Criado em 2012, o Fórum Baiano de Combate aos Impactos dos Agrotóxicos conta atualmente com 38 entidades filiadas. No seu pronunciamento, Cláudio Mascarenhas, coordenador da FBCA, comentou sobre o combate aos impactos dos Agrotóxicos, Transgênicos e pela Agroecologia, destacando a Fiscalização Preventiva Integrada, com ações de fiscalização e diagnóstico que visam uma maior educação ambiental. O geógrafo Maciel Viana garantiu que os rios do oeste baiano (Grande, Corrente e Carinhanha), todos afluentes do Rio São Francisco, estão sendo atingidos diretamente pelo desmatamento, outorgas de água, uso de agrotóxicos e também pelas pequenas centrais hidrelétricas que estão sendo construídas. O professor da Ufob esclareceu que quanto mais se desmata, mais o solo fica exposto e, por consequência, a água deixa de infiltrar e passa a escoar superficialmente. “O primeiro passo para mudar essa realidade é não autorizar mais desmatamento no cerrado e começar a reflorestar as áreas de recargas do aquífero para que mantenham a perenidade dos rios durante o período de seca”, resumiu.
Sustentável
Welton Rocha, chefe de gabinete do Instituto do Meio Ambiente e Recursos Hídricos da Bahia, mencionou as diversas ações do órgão com relação a procedimentos sobre a legislação ambiental. O representante do Inema apontou a necessidade da meta “Desmatamento Zero”, considerando que se deve evoluir para essa questão, já que não se pode continuar movimentando e operando esse sistema socioeconômico atual, porque não é sustentável. “O que foi colocado aqui, nesta audiência pública, temos a certeza de que vamos ter essas representações, que o deputado vai fazer aos nossos órgãos, para que a gente possa acelerar a revisão de atos e até de leis, no sentido de haver uma diminuição desse processo”, pontuou Welton, que veio acompanhado dos diretores do Inema, Antônio Martins e Eduardo Topázio.

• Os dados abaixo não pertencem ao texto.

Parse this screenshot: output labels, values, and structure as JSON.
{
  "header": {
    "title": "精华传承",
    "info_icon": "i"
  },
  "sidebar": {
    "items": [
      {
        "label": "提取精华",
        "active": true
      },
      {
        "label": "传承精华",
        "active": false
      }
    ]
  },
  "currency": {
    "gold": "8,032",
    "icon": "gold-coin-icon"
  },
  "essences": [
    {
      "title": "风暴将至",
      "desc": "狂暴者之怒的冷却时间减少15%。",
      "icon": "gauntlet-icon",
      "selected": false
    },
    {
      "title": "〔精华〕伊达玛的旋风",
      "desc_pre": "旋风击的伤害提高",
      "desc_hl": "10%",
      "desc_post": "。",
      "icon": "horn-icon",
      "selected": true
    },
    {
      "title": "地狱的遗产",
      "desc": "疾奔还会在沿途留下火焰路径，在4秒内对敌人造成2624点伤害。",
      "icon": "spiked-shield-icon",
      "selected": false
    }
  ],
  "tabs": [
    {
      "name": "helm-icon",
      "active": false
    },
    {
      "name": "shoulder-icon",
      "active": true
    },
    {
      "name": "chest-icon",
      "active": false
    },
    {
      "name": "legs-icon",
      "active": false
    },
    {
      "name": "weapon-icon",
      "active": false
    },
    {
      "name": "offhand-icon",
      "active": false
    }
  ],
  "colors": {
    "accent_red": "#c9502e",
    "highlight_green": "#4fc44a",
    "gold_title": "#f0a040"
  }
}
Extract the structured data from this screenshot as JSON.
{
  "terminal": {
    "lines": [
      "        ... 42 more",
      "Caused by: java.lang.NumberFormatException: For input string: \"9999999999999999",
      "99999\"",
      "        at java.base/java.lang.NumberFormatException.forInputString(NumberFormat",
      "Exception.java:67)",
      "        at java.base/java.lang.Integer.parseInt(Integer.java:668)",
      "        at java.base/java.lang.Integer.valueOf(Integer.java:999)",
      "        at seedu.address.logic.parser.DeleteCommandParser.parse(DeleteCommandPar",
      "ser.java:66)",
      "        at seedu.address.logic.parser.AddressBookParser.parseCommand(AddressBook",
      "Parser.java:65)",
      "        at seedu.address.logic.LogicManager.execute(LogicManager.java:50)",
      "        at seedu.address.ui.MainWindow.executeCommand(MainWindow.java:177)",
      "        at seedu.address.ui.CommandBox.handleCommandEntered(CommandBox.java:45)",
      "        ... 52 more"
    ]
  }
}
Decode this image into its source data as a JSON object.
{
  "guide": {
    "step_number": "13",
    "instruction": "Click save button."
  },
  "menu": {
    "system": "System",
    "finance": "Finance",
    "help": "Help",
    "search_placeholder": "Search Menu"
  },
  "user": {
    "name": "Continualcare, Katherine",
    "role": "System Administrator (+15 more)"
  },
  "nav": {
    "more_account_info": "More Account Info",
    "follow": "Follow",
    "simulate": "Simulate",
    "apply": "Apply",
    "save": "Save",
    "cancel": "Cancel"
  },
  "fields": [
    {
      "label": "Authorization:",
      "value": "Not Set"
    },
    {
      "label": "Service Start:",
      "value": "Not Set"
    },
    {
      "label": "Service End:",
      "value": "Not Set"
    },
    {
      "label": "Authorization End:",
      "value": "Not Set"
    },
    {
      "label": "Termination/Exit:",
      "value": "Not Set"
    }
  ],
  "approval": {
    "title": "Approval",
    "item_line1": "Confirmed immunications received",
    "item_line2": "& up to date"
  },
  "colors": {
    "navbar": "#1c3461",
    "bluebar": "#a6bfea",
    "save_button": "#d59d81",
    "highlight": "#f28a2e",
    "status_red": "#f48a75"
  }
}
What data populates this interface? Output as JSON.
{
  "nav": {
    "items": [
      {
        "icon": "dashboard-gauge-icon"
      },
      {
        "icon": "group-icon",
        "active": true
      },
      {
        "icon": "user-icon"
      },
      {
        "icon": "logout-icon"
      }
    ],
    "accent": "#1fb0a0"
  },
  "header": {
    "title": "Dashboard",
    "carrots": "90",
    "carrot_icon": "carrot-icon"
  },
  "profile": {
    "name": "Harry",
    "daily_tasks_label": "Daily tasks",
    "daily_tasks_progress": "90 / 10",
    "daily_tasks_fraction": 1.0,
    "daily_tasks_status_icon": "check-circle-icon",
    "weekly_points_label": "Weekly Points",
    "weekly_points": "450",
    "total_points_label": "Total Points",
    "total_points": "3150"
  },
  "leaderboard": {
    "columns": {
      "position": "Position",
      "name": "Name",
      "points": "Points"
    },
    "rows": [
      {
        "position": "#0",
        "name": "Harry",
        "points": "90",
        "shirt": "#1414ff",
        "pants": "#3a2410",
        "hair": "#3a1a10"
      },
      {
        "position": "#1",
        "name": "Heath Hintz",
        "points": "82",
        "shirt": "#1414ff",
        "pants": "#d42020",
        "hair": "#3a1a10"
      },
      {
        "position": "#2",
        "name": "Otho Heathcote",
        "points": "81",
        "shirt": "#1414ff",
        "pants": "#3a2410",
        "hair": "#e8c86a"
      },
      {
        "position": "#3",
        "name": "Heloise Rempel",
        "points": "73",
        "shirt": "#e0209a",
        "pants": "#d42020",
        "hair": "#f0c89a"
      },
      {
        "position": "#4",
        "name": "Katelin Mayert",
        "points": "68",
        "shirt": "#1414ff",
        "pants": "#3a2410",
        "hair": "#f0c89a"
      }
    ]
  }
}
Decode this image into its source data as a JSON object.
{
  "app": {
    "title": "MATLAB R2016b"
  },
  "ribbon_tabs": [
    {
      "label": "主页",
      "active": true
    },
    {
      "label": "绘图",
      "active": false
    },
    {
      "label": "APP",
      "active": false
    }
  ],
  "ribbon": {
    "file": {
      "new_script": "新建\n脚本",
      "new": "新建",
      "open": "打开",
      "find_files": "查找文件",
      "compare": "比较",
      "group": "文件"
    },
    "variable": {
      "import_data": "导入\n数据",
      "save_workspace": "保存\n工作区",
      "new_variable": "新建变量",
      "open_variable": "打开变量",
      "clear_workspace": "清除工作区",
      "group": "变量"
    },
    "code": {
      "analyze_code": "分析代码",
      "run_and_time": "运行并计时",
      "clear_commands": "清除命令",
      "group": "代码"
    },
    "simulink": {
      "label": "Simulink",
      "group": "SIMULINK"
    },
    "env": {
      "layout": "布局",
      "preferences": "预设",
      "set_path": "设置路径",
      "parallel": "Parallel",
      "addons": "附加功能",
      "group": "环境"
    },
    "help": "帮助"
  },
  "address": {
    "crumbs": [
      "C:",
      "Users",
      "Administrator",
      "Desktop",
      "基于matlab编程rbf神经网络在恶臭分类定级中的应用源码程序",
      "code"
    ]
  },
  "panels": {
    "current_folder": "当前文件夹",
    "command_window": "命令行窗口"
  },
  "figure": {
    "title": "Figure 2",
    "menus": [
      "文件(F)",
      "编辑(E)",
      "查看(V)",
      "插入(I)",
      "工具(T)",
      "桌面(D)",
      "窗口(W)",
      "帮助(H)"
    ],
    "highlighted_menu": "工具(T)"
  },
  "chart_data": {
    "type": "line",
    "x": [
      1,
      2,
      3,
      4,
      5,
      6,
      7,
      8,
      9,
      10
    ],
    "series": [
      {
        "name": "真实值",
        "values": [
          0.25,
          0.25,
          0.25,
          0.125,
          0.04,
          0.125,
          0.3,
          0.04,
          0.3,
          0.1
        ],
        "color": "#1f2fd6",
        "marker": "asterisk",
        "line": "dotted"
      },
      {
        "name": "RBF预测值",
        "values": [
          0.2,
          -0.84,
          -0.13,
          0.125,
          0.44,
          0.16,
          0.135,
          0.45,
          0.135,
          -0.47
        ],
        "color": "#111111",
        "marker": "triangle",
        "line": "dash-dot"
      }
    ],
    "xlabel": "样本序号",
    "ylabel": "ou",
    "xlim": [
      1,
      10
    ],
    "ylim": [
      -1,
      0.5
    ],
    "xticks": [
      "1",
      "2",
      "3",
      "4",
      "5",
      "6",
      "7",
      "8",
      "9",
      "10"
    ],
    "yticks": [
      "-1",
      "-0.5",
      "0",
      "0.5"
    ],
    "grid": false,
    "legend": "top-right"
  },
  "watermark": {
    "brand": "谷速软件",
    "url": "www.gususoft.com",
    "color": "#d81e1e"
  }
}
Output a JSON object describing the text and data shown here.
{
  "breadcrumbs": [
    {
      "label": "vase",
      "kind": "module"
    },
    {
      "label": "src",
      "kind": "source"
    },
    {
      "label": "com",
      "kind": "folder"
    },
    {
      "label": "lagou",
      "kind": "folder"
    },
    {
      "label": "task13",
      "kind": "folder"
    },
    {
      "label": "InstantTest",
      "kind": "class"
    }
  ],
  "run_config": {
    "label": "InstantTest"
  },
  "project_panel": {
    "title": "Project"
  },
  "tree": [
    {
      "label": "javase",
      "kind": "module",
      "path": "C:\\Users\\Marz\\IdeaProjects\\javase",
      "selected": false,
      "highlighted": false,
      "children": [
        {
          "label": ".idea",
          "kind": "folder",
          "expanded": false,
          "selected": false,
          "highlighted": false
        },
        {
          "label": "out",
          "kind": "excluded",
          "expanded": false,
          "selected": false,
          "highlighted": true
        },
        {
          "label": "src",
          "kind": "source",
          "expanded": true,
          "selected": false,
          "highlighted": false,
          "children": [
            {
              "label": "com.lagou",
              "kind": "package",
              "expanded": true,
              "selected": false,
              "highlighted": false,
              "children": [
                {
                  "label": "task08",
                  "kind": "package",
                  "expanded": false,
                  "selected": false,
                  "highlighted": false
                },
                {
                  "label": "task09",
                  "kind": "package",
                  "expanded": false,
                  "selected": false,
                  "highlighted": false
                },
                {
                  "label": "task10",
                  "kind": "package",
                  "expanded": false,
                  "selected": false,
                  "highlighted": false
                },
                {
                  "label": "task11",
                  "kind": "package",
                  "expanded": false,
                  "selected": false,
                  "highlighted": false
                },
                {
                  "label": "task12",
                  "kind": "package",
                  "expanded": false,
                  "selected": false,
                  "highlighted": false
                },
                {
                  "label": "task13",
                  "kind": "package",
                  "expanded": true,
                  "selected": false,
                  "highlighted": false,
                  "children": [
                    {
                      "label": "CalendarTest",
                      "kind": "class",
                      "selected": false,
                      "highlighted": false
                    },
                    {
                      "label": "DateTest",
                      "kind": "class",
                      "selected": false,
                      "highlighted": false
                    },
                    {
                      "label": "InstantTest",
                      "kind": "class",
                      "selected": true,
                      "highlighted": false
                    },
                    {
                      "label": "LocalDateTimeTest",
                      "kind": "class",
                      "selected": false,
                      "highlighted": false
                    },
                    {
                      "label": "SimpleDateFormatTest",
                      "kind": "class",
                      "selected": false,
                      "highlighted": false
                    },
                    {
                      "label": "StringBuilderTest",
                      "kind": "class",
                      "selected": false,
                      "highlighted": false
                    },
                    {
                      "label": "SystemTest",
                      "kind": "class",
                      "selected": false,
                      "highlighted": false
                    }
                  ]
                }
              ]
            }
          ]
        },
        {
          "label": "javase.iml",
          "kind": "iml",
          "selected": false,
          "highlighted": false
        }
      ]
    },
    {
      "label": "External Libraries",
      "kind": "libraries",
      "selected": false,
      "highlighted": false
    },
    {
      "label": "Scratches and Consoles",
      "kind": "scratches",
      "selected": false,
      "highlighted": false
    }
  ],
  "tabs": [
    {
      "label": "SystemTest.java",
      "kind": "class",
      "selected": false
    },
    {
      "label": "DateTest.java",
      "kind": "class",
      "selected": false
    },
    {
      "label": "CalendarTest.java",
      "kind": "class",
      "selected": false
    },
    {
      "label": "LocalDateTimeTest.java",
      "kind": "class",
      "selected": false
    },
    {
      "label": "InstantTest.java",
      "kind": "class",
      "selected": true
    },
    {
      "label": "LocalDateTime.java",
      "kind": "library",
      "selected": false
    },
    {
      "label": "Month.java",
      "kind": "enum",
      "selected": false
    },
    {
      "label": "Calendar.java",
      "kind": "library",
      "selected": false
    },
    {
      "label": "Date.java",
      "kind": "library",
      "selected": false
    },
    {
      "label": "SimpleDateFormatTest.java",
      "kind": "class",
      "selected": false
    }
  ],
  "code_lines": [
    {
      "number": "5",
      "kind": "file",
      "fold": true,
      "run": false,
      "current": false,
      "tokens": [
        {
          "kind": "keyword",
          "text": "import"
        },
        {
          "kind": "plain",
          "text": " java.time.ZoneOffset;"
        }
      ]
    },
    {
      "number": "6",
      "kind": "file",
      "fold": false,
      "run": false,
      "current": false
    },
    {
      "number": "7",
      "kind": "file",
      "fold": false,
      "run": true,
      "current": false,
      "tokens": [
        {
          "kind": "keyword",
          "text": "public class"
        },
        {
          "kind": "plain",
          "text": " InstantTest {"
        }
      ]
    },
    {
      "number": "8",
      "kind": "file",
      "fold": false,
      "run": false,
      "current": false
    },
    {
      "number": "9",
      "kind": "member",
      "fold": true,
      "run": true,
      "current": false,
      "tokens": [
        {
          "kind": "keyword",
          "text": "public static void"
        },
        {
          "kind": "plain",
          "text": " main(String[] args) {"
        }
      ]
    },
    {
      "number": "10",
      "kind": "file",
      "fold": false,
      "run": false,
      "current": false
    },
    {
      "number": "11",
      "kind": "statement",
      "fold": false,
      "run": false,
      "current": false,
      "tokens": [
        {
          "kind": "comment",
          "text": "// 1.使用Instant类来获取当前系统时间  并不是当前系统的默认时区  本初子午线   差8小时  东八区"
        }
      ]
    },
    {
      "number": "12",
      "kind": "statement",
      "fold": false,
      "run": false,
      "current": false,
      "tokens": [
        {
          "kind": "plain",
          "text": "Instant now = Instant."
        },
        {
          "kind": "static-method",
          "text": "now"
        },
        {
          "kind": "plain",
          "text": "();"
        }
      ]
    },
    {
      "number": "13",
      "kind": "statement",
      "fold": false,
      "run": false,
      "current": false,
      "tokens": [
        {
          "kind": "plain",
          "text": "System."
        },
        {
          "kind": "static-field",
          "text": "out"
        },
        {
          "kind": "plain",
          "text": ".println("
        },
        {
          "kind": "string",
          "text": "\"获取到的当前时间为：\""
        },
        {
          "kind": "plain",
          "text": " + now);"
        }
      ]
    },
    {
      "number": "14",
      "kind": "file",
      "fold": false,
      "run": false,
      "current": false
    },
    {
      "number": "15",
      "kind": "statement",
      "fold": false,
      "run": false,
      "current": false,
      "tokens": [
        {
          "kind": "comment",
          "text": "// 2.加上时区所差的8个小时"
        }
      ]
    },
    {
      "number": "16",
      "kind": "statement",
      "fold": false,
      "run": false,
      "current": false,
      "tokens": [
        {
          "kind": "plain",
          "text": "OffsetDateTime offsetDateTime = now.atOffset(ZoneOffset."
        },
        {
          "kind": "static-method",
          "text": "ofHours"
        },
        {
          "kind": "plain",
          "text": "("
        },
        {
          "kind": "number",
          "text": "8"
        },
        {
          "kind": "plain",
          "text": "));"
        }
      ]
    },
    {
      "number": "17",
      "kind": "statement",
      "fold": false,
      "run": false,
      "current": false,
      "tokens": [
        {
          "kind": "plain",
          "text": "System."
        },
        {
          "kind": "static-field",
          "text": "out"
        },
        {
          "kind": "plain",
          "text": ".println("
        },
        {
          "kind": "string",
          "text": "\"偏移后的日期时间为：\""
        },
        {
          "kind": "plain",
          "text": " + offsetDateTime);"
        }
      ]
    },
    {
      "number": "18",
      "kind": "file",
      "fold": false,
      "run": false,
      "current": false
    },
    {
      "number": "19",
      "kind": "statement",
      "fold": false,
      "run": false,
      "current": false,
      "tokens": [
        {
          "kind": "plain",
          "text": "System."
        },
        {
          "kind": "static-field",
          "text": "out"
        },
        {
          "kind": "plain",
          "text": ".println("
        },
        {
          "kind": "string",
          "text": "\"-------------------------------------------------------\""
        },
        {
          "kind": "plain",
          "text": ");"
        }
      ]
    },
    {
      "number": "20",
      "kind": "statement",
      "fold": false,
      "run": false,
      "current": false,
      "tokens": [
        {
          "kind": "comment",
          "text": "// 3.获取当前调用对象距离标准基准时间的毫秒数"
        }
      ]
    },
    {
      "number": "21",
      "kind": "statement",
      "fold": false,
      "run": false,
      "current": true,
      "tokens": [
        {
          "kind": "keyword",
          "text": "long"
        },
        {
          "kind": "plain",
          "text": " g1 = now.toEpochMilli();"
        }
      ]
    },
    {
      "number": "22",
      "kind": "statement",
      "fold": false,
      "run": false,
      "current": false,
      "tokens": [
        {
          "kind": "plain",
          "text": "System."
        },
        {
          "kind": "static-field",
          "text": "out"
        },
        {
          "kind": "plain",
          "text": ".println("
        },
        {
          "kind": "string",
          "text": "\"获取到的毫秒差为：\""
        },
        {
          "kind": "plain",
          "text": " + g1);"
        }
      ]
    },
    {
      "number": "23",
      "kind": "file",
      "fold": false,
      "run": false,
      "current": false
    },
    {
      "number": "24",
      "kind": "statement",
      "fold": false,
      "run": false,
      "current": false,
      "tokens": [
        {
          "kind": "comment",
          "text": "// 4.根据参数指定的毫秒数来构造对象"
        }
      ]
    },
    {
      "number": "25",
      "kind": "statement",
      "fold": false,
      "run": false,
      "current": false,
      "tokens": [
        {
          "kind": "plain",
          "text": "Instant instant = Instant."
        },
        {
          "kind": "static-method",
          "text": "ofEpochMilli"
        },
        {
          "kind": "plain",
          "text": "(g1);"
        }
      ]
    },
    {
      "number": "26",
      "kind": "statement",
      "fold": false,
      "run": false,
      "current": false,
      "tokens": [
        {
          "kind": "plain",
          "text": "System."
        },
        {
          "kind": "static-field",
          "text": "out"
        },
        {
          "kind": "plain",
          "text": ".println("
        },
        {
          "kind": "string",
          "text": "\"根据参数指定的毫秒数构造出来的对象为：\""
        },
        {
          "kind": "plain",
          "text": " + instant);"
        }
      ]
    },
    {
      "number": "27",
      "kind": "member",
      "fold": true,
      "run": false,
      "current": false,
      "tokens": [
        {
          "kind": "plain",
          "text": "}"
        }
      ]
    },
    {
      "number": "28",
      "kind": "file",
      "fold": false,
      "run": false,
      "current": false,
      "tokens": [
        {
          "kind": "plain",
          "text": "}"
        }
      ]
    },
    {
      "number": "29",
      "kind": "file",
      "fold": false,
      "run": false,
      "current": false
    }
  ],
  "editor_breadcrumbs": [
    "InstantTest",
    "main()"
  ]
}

O engenheiro agrônomo Ivanildo Corte, da Agência 10Envolvimento; o ambientalista Renato Cunha, do Grupo Gambá; a professora e administradora de empresas, Acácia Roberta, da Comunidade do Rio Grande de São Desidério; a liderança popular Denízia Rodrigues, da Comunidade de Morrão de São Desidério; e o representante do Movimento Atingidos pelas Barragens, Timóteo Gomes também participaram das discussões, contribuindo com denúncias e sugestões. No final da audiência, o deputado Hilton Coelho agradeceu a presença dos convidados, assumindo o compromisso de se manter na luta em defesa das águas do oeste e da manutenção dos modos de vida das comunidades tradicionais da região, “que são as guardiãs desse bioma que é o coração do Brasil”.